Of the two persons who were sitting here one fine afternoon in August, about a fortnight after I had been able to leave my room, the one was occupied--if day-dreaming may be called an occupation with the other; while the other was really diligently at work. The dreamer was myself; and a light covering, which, despite the warmth of the day, was thrown across my lap, seemed meant to indicate that I was still a convalescent, to whom dreaming is allowed and work forbidden; while the other was a young maiden of about fourteen years, and her work consisted in drawing a life-size head à deux crayons upon a sketching-board. During her work she frequently raised her eyes from her sketching-board to me, and if I must name the subject of my dreams, I must confess that it was these eyes of hers.
And indeed one did not need to be twenty years old, and a convalescent, and in addition precisely the one upon whom these eyes were so often fixed with that peculiar look at once decisive and doubtful, piercing and superficial, which the painter casts upon his model--I say one did not need to be either of these, let alone all three at once, to be fettered by these eyes. They were large and blue, with that depth in them which has a surface on which play every emotion of feeling, every glancing light and passing shadow, and which yet remains in itself something unfathomable. Once already, and that not so long before, I had looked into eyes that were unfathomable, at least for me, but how different were these! I felt the difference, and yet was not able precisely to define it.

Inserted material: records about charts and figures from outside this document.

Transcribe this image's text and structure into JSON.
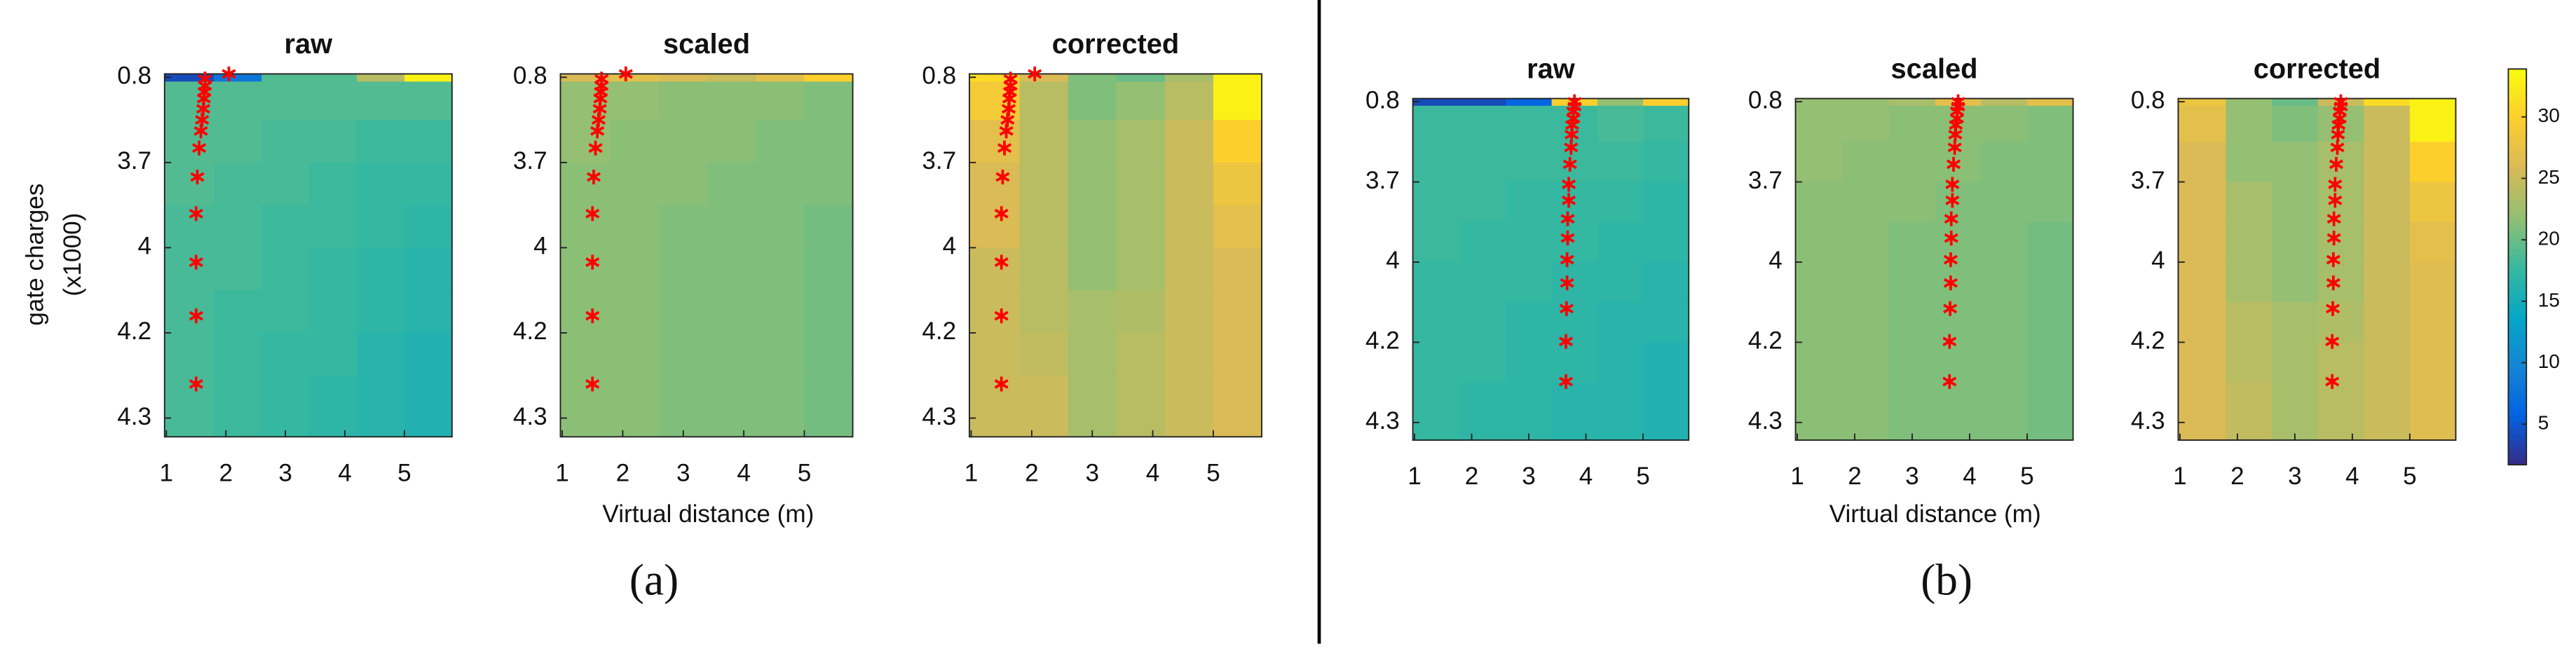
{
  "figure": {
    "ylabel": [
      "gate charges",
      "(x1000)"
    ],
    "xlabels": [
      "Virtual distance (m)",
      "Virtual distance (m)"
    ],
    "captions": [
      "(a)",
      "(b)"
    ]
  },
  "colorbar": {
    "clim": [
      1.7,
      33.9
    ],
    "ticks": [
      5,
      10,
      15,
      20,
      25,
      30
    ]
  },
  "chart_data": [
    {
      "type": "heatmap",
      "title": "raw",
      "xlim": [
        0.97,
        5.8
      ],
      "xticks": [
        1,
        2,
        3,
        4,
        5
      ],
      "ylim": [
        -0.04,
        4.22
      ],
      "yticks": [
        {
          "value": 0,
          "label": "0.8"
        },
        {
          "value": 1,
          "label": "3.7"
        },
        {
          "value": 2,
          "label": "4"
        },
        {
          "value": 3,
          "label": "4.2"
        },
        {
          "value": 4,
          "label": "4.3"
        }
      ],
      "x_edges": [
        0.97,
        1.8,
        2.6,
        3.4,
        4.2,
        5,
        5.8
      ],
      "y_edges": [
        -0.04,
        0.05,
        0.5,
        1,
        1.5,
        2,
        2.5,
        3,
        3.5,
        4.22
      ],
      "z": [
        [
          4,
          8,
          19,
          19,
          24,
          33
        ],
        [
          19,
          19,
          19,
          19,
          19,
          19
        ],
        [
          19,
          19,
          18.5,
          18.5,
          18,
          18
        ],
        [
          19,
          18.5,
          18.5,
          18,
          17.5,
          17.5
        ],
        [
          18.5,
          18.5,
          18,
          18,
          17.5,
          17
        ],
        [
          18.5,
          18.5,
          18,
          17.5,
          17,
          16.5
        ],
        [
          18.5,
          18,
          18,
          17.5,
          17,
          16.5
        ],
        [
          18.5,
          18,
          17.5,
          17.5,
          16.5,
          16
        ],
        [
          18.5,
          18,
          17.5,
          17,
          16.5,
          16
        ]
      ],
      "points": {
        "color": "#ff0000",
        "x": [
          2.05,
          1.65,
          1.65,
          1.64,
          1.63,
          1.62,
          1.6,
          1.58,
          1.55,
          1.52,
          1.5,
          1.5,
          1.5,
          1.5
        ],
        "y": [
          -0.04,
          0.02,
          0.1,
          0.17,
          0.25,
          0.37,
          0.5,
          0.63,
          0.83,
          1.17,
          1.6,
          2.17,
          2.8,
          3.6
        ]
      }
    },
    {
      "type": "heatmap",
      "title": "scaled",
      "xlim": [
        0.97,
        5.8
      ],
      "xticks": [
        1,
        2,
        3,
        4,
        5
      ],
      "ylim": [
        -0.04,
        4.22
      ],
      "yticks": [
        {
          "value": 0,
          "label": "0.8"
        },
        {
          "value": 1,
          "label": "3.7"
        },
        {
          "value": 2,
          "label": "4"
        },
        {
          "value": 3,
          "label": "4.2"
        },
        {
          "value": 4,
          "label": "4.3"
        }
      ],
      "x_edges": [
        0.97,
        1.8,
        2.6,
        3.4,
        4.2,
        5,
        5.8
      ],
      "y_edges": [
        -0.04,
        0.05,
        0.5,
        1,
        1.5,
        2,
        2.5,
        3,
        3.5,
        4.22
      ],
      "z": [
        [
          26,
          27,
          26,
          25,
          27,
          30
        ],
        [
          22,
          22,
          21.5,
          21.5,
          21.5,
          21
        ],
        [
          22,
          21.5,
          21.5,
          21.5,
          21,
          21
        ],
        [
          21.5,
          21.5,
          21.5,
          21,
          21,
          21
        ],
        [
          21.5,
          21.5,
          21,
          21,
          21,
          20.5
        ],
        [
          21.5,
          21.5,
          21,
          21,
          21,
          20.5
        ],
        [
          21.5,
          21.5,
          21,
          21,
          21,
          20.5
        ],
        [
          21.5,
          21.5,
          21,
          21,
          21,
          20.5
        ],
        [
          21.5,
          21.5,
          21,
          21,
          21,
          20.5
        ]
      ],
      "points": {
        "color": "#ff0000",
        "x": [
          2.05,
          1.65,
          1.65,
          1.64,
          1.63,
          1.62,
          1.6,
          1.58,
          1.55,
          1.52,
          1.5,
          1.5,
          1.5,
          1.5
        ],
        "y": [
          -0.04,
          0.02,
          0.1,
          0.17,
          0.25,
          0.37,
          0.5,
          0.63,
          0.83,
          1.17,
          1.6,
          2.17,
          2.8,
          3.6
        ]
      }
    },
    {
      "type": "heatmap",
      "title": "corrected",
      "xlim": [
        0.97,
        5.8
      ],
      "xticks": [
        1,
        2,
        3,
        4,
        5
      ],
      "ylim": [
        -0.04,
        4.22
      ],
      "yticks": [
        {
          "value": 0,
          "label": "0.8"
        },
        {
          "value": 1,
          "label": "3.7"
        },
        {
          "value": 2,
          "label": "4"
        },
        {
          "value": 3,
          "label": "4.2"
        },
        {
          "value": 4,
          "label": "4.3"
        }
      ],
      "x_edges": [
        0.97,
        1.8,
        2.6,
        3.4,
        4.2,
        5,
        5.8
      ],
      "y_edges": [
        -0.04,
        0.05,
        0.5,
        1,
        1.5,
        2,
        2.5,
        3,
        3.5,
        4.22
      ],
      "z": [
        [
          31,
          26,
          21,
          20,
          23,
          33
        ],
        [
          29,
          24,
          21,
          22,
          24,
          33
        ],
        [
          27,
          24,
          22,
          23,
          25,
          30
        ],
        [
          26,
          24,
          22,
          23,
          25,
          28
        ],
        [
          26,
          24,
          22,
          23,
          25,
          27
        ],
        [
          25,
          24,
          22,
          23,
          25,
          26
        ],
        [
          25,
          24,
          23,
          23.5,
          25,
          26
        ],
        [
          25,
          24.5,
          23,
          24,
          25,
          26
        ],
        [
          25,
          25,
          23,
          24,
          25,
          26
        ]
      ],
      "points": {
        "color": "#ff0000",
        "x": [
          2.05,
          1.65,
          1.65,
          1.64,
          1.63,
          1.62,
          1.6,
          1.58,
          1.55,
          1.52,
          1.5,
          1.5,
          1.5,
          1.5
        ],
        "y": [
          -0.04,
          0.02,
          0.1,
          0.17,
          0.25,
          0.37,
          0.5,
          0.63,
          0.83,
          1.17,
          1.6,
          2.17,
          2.8,
          3.6
        ]
      }
    },
    {
      "type": "heatmap",
      "title": "raw",
      "xlim": [
        0.97,
        5.8
      ],
      "xticks": [
        1,
        2,
        3,
        4,
        5
      ],
      "ylim": [
        -0.04,
        4.22
      ],
      "yticks": [
        {
          "value": 0,
          "label": "0.8"
        },
        {
          "value": 1,
          "label": "3.7"
        },
        {
          "value": 2,
          "label": "4"
        },
        {
          "value": 3,
          "label": "4.2"
        },
        {
          "value": 4,
          "label": "4.3"
        }
      ],
      "x_edges": [
        0.97,
        1.8,
        2.6,
        3.4,
        4.2,
        5,
        5.8
      ],
      "y_edges": [
        -0.04,
        0.05,
        0.5,
        1,
        1.5,
        2,
        2.5,
        3,
        3.5,
        4.22
      ],
      "z": [
        [
          4,
          4,
          6,
          30,
          22,
          30
        ],
        [
          18,
          18,
          18,
          18,
          18.5,
          18
        ],
        [
          18,
          18,
          18,
          18,
          18,
          17.5
        ],
        [
          18,
          18,
          17.5,
          17.5,
          17.5,
          17
        ],
        [
          18,
          17.5,
          17.5,
          17.5,
          17,
          17
        ],
        [
          17.5,
          17.5,
          17.5,
          17,
          17,
          16.5
        ],
        [
          17.5,
          17.5,
          17,
          17,
          16.5,
          16.5
        ],
        [
          17.5,
          17.5,
          17,
          17,
          16.5,
          16
        ],
        [
          17.5,
          17,
          17,
          16.5,
          16.5,
          16
        ]
      ],
      "points": {
        "color": "#ff0000",
        "x": [
          3.8,
          3.8,
          3.78,
          3.78,
          3.76,
          3.75,
          3.74,
          3.72,
          3.7,
          3.7,
          3.68,
          3.68,
          3.67,
          3.67,
          3.66,
          3.65,
          3.65
        ],
        "y": [
          0,
          0.06,
          0.12,
          0.21,
          0.29,
          0.41,
          0.57,
          0.78,
          1.03,
          1.23,
          1.46,
          1.7,
          1.97,
          2.26,
          2.58,
          2.99,
          3.49
        ]
      }
    },
    {
      "type": "heatmap",
      "title": "scaled",
      "xlim": [
        0.97,
        5.8
      ],
      "xticks": [
        1,
        2,
        3,
        4,
        5
      ],
      "ylim": [
        -0.04,
        4.22
      ],
      "yticks": [
        {
          "value": 0,
          "label": "0.8"
        },
        {
          "value": 1,
          "label": "3.7"
        },
        {
          "value": 2,
          "label": "4"
        },
        {
          "value": 3,
          "label": "4.2"
        },
        {
          "value": 4,
          "label": "4.3"
        }
      ],
      "x_edges": [
        0.97,
        1.8,
        2.6,
        3.4,
        4.2,
        5,
        5.8
      ],
      "y_edges": [
        -0.04,
        0.05,
        0.5,
        1,
        1.5,
        2,
        2.5,
        3,
        3.5,
        4.22
      ],
      "z": [
        [
          22,
          22,
          23,
          27,
          24,
          27
        ],
        [
          22,
          22,
          21.5,
          21.5,
          21.5,
          21
        ],
        [
          22,
          21.5,
          21.5,
          21.5,
          21,
          21
        ],
        [
          21.5,
          21.5,
          21.5,
          21,
          21,
          21
        ],
        [
          21.5,
          21.5,
          21,
          21,
          21,
          20.5
        ],
        [
          21.5,
          21.5,
          21,
          21,
          21,
          20.5
        ],
        [
          21.5,
          21.5,
          21,
          21,
          21,
          20.5
        ],
        [
          21.5,
          21.5,
          21,
          21,
          21,
          20.5
        ],
        [
          21.5,
          21.5,
          21,
          21,
          21,
          20.5
        ]
      ],
      "points": {
        "color": "#ff0000",
        "x": [
          3.8,
          3.8,
          3.78,
          3.78,
          3.76,
          3.75,
          3.74,
          3.72,
          3.7,
          3.7,
          3.68,
          3.68,
          3.67,
          3.67,
          3.66,
          3.65,
          3.65
        ],
        "y": [
          0,
          0.06,
          0.12,
          0.21,
          0.29,
          0.41,
          0.57,
          0.78,
          1.03,
          1.23,
          1.46,
          1.7,
          1.97,
          2.26,
          2.58,
          2.99,
          3.49
        ]
      }
    },
    {
      "type": "heatmap",
      "title": "corrected",
      "xlim": [
        0.97,
        5.8
      ],
      "xticks": [
        1,
        2,
        3,
        4,
        5
      ],
      "ylim": [
        -0.04,
        4.22
      ],
      "yticks": [
        {
          "value": 0,
          "label": "0.8"
        },
        {
          "value": 1,
          "label": "3.7"
        },
        {
          "value": 2,
          "label": "4"
        },
        {
          "value": 3,
          "label": "4.2"
        },
        {
          "value": 4,
          "label": "4.3"
        }
      ],
      "x_edges": [
        0.97,
        1.8,
        2.6,
        3.4,
        4.2,
        5,
        5.8
      ],
      "y_edges": [
        -0.04,
        0.05,
        0.5,
        1,
        1.5,
        2,
        2.5,
        3,
        3.5,
        4.22
      ],
      "z": [
        [
          28,
          22,
          20,
          25,
          31,
          33
        ],
        [
          27,
          22,
          21,
          22,
          25,
          33
        ],
        [
          26,
          22,
          22,
          23,
          25,
          30
        ],
        [
          26,
          23,
          22,
          23,
          25,
          28
        ],
        [
          26,
          23,
          22,
          23,
          25,
          27
        ],
        [
          26,
          23,
          22,
          23,
          25,
          26.5
        ],
        [
          26,
          24,
          23,
          23.5,
          25,
          26.5
        ],
        [
          26,
          24,
          23,
          24,
          25,
          26.5
        ],
        [
          26,
          24.5,
          23,
          24,
          25,
          26.5
        ]
      ],
      "points": {
        "color": "#ff0000",
        "x": [
          3.8,
          3.8,
          3.78,
          3.78,
          3.76,
          3.75,
          3.74,
          3.72,
          3.7,
          3.7,
          3.68,
          3.68,
          3.67,
          3.67,
          3.66,
          3.65,
          3.65
        ],
        "y": [
          0,
          0.06,
          0.12,
          0.21,
          0.29,
          0.41,
          0.57,
          0.78,
          1.03,
          1.23,
          1.46,
          1.7,
          1.97,
          2.26,
          2.58,
          2.99,
          3.49
        ]
      }
    }
  ]
}
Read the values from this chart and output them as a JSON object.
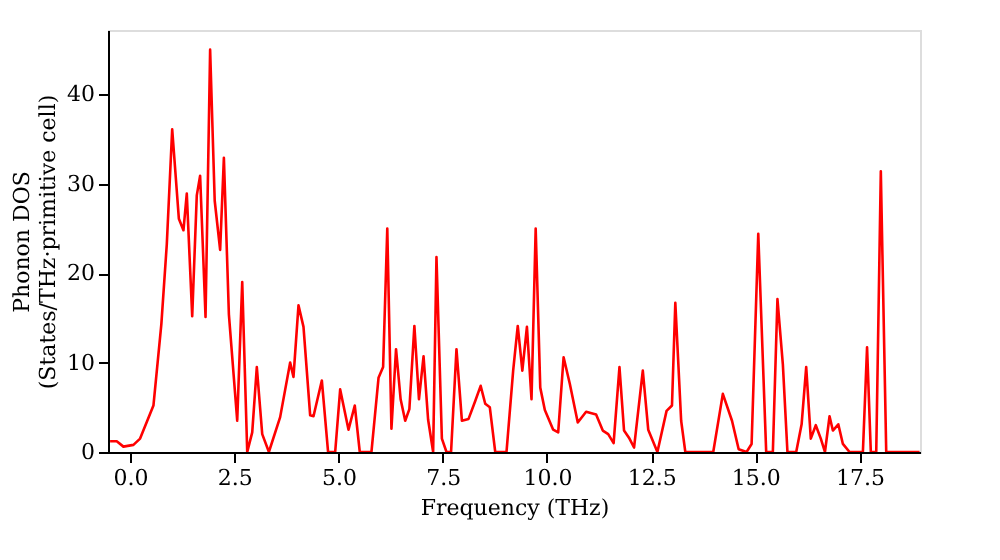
{
  "chart_data": {
    "type": "line",
    "xlabel": "Frequency (THz)",
    "ylabel": "Phonon DOS\n(States/THz·primitive cell)",
    "x": [
      -0.48,
      -0.32,
      -0.16,
      0.08,
      0.24,
      0.56,
      0.75,
      0.88,
      1.01,
      1.17,
      1.28,
      1.36,
      1.49,
      1.6,
      1.68,
      1.81,
      1.92,
      2.03,
      2.16,
      2.25,
      2.37,
      2.57,
      2.69,
      2.81,
      2.93,
      3.04,
      3.17,
      3.33,
      3.6,
      3.84,
      3.92,
      4.04,
      4.16,
      4.32,
      4.4,
      4.6,
      4.75,
      4.92,
      5.04,
      5.24,
      5.39,
      5.51,
      5.79,
      5.96,
      6.07,
      6.17,
      6.27,
      6.38,
      6.49,
      6.6,
      6.7,
      6.82,
      6.93,
      7.04,
      7.15,
      7.27,
      7.35,
      7.48,
      7.59,
      7.7,
      7.83,
      7.96,
      8.12,
      8.28,
      8.41,
      8.52,
      8.63,
      8.76,
      8.87,
      9.03,
      9.19,
      9.3,
      9.41,
      9.52,
      9.63,
      9.73,
      9.84,
      9.95,
      10.15,
      10.27,
      10.4,
      10.55,
      10.74,
      10.94,
      11.18,
      11.34,
      11.47,
      11.6,
      11.74,
      11.85,
      11.98,
      12.09,
      12.3,
      12.43,
      12.65,
      12.87,
      13.0,
      13.08,
      13.22,
      13.32,
      13.99,
      14.22,
      14.44,
      14.6,
      14.79,
      14.91,
      15.07,
      15.26,
      15.42,
      15.53,
      15.66,
      15.77,
      15.98,
      16.11,
      16.22,
      16.33,
      16.45,
      16.57,
      16.67,
      16.78,
      16.86,
      16.99,
      17.1,
      17.26,
      17.58,
      17.68,
      17.77,
      17.9,
      18.01,
      18.14,
      18.94
    ],
    "series": [
      {
        "color": "#ff0000",
        "values": [
          1.2,
          1.2,
          0.6,
          0.8,
          1.5,
          5.2,
          14.3,
          23.2,
          36.1,
          26.1,
          24.8,
          28.9,
          15.2,
          28.7,
          30.9,
          15.1,
          45.0,
          28.1,
          22.6,
          32.9,
          15.4,
          3.5,
          19.0,
          0,
          2.2,
          9.5,
          2.0,
          0,
          3.9,
          10.0,
          8.4,
          16.4,
          14.0,
          4.1,
          4.0,
          8.0,
          0,
          0,
          7.0,
          2.5,
          5.2,
          0,
          0,
          8.3,
          9.5,
          25.0,
          2.6,
          11.5,
          5.9,
          3.5,
          4.8,
          14.1,
          5.9,
          10.7,
          3.6,
          0,
          21.8,
          1.5,
          0,
          0,
          11.5,
          3.5,
          3.7,
          5.7,
          7.4,
          5.4,
          5.0,
          0,
          0,
          0,
          9.1,
          14.1,
          9.1,
          14.0,
          5.9,
          25.0,
          7.2,
          4.7,
          2.5,
          2.2,
          10.6,
          7.6,
          3.3,
          4.5,
          4.2,
          2.4,
          2.0,
          1.0,
          9.5,
          2.4,
          1.5,
          0.5,
          9.1,
          2.5,
          0,
          4.6,
          5.2,
          16.7,
          3.5,
          0,
          0,
          6.5,
          3.5,
          0.3,
          0,
          0.9,
          24.4,
          0,
          0,
          17.1,
          9.8,
          0,
          0,
          3.1,
          9.5,
          1.5,
          3.0,
          1.5,
          0,
          4.0,
          2.4,
          3.1,
          0.9,
          0,
          0,
          11.7,
          0,
          0,
          31.4,
          0,
          0
        ]
      }
    ],
    "xlim": [
      -0.53,
      18.95
    ],
    "ylim": [
      0,
      47.2
    ],
    "xticks": [
      {
        "value": 0,
        "label": "0.0"
      },
      {
        "value": 2.5,
        "label": "2.5"
      },
      {
        "value": 5,
        "label": "5.0"
      },
      {
        "value": 7.5,
        "label": "7.5"
      },
      {
        "value": 10,
        "label": "10.0"
      },
      {
        "value": 12.5,
        "label": "12.5"
      },
      {
        "value": 15,
        "label": "15.0"
      },
      {
        "value": 17.5,
        "label": "17.5"
      }
    ],
    "yticks": [
      0,
      10,
      20,
      30,
      40
    ],
    "grid": false,
    "line_style": "solid"
  }
}
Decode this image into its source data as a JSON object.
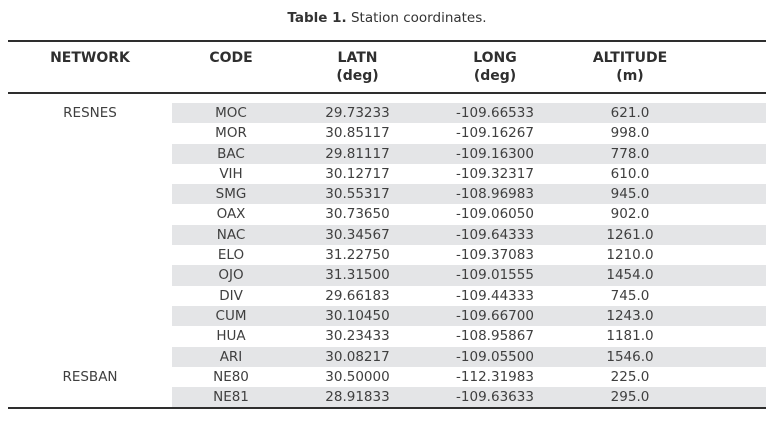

I only knew that these eyes did not confuse and disquiet me, did not kindle me into a flame to-day to chill me as with ice to-morrow; but that I could gaze into them again and again as one gazes into the clear sky, full of blissful calm, and no wish, no desire awakens within us, unless it be the longing to have wings.
What possibly may have caused these large deep eyes of the maiden to appear larger and deeper, was the circumstance that they were by far the chief beauty of her face. Some said the only beauty; but I could not at that time agree with this opinion. Her features were indeed not perfectly regular, and certainly not at all what is called striking, but there was nothing ignoble about them; on the contrary, all was refined and full of character, at once bright and thoughtful, designed in soft yet well-marked lines. Especially did this apply to the mouth, which seemed to speak even when the lips were shut. And this bright, intelligent, rather pale face was inclosed by two thick plaits of the richest blond hair, which, as was then the fashion, commenced at the temples and were carried under the ears to the back of the head--almost too heavy a frame, one would have said, for the delicate head, which was usually inclined a little forward or to one side. This attitude, combined with her usual seriousness of expression, gave the maiden an appearance of being several years older than she really was. But work and care soon brush away the first lustre of youth; and she, though hardly more than a child, knew what work was but too well, and over her young life care had already cast its gloomy shadow.